Foster care agencies reaching out for volunteers

Lonnie Adamson General Manager/Editor

November 4, 2013

PICKENS – Rising need for and declining numbers of foster homes in Pickens and surrounding counties has agencies out actively looking for help.

Betsy Gray-Manning of the South Carolina Youth Advocate Program and Nikita Harrison, director of the Pickens County Department of Social Services, spoke recently to the Pickens Rotary Club about the need and different responses the agencies are trying to stem the tide.

“It is a continuous battle,” Gray-Manning said of the need to find homes for placing children in foster care.

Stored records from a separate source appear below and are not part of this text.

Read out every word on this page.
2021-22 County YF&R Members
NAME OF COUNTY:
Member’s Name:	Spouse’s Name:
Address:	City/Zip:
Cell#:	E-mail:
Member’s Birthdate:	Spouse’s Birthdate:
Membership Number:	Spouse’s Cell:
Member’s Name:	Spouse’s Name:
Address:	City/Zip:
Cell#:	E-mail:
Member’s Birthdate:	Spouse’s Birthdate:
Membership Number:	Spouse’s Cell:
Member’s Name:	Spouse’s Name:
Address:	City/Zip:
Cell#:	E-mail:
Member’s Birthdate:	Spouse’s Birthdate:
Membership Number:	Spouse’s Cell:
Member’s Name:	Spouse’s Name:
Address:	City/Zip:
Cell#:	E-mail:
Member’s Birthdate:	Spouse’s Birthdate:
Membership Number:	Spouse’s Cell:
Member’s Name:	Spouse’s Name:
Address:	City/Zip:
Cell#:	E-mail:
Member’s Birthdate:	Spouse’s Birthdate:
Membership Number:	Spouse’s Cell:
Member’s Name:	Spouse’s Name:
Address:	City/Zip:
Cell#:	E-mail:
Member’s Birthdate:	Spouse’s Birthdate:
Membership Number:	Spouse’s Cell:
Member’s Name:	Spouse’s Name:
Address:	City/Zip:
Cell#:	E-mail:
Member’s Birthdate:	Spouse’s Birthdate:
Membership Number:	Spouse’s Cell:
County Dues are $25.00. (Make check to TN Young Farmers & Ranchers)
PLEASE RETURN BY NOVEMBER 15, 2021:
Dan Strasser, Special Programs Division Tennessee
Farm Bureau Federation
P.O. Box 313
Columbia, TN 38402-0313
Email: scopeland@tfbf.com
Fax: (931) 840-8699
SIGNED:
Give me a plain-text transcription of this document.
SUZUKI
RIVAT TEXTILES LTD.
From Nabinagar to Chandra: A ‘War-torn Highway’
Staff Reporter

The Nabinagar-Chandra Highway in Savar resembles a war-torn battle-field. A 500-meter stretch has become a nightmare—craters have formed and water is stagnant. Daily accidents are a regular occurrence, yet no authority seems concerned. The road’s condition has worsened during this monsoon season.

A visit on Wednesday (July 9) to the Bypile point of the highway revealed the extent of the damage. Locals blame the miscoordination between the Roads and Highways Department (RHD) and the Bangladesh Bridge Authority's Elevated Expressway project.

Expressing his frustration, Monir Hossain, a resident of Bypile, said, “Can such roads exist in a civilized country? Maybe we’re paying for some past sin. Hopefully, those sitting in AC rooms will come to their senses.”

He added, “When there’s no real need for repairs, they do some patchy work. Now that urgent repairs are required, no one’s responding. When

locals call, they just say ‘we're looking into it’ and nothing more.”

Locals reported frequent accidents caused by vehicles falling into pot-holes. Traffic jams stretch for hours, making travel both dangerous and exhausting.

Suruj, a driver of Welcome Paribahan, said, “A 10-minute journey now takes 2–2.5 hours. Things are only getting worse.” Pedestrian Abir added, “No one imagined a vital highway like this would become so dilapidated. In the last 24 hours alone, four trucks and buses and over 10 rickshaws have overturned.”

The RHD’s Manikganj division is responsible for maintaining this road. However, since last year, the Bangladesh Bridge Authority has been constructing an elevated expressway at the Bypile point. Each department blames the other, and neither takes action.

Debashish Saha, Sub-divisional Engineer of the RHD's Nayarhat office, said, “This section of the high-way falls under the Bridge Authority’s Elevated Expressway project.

The SC Youth Advocate Program in the Upstate serves 10-county region. At the time of Gray-Manning’s talk to the Rotary Club, about 30 families in the county served as foster homes, taking in children from troubled homes whose parents can’t care for them. At the time 160 children were in foster care. The specific need at any given time is shared by foster families across the 10-county area, she said. All counties are looking for foster families.

“These children are not all that different from my own 7-year-old,” Gray-Manning said. “But they are angry and disappointed. They are in need of caring, consistency, structure and love.”

Their previous experiences leave them with things to deal with, she said. That frequently comes out in the face of foster parents.

“I don’t want your to think we are going to hand you some rosy cheeked, happy child. This can be difficult, but they need consistency and structure.”

Her job of find foster placement is complicated by the source of the problem.

“The community does not look well on these families. There are frequently drugs involved on the part of the parents. Our focus is on the safety of the children,” Gray-Manning said.

Ultimately objective will be to get the children back into their homes with their families, but those have to be safe places.

Focus is changing to help the parents find better ways of living and caring for children so that the children can go back into safe homes.

For that reason efforts are being made to encourage the foster parents to become mentors to the natural parents, making use of their parenting skills and the relationship built with the children to facilitate the change for better parenting by the natural parents.

Another trend in foster care is an attempt to keep sibling groups together. That can be difficult to find a home that has the space to take three or four children.

Foster families need to be shown to be financially responsible and physically and emotionally able. A home inspection will be done on the foster home along with a background check. Foster parents go through 14 hours of training.

Harrison said that it is DSS responsibility to oversee the safety of the child and the relationship leading them to return home. “About 80 percent of the children return home.”

The parents have to straighten out what has led to their children being taken into foster care.

That is not always easy. she said. “Initially parents are resentful of DSS are angry and uncooperative.”

Ultimately most take the necessary steps to regain their children.

“The children want to go back to their parent in most cases,” Gray-Manning said. “They love their parents.”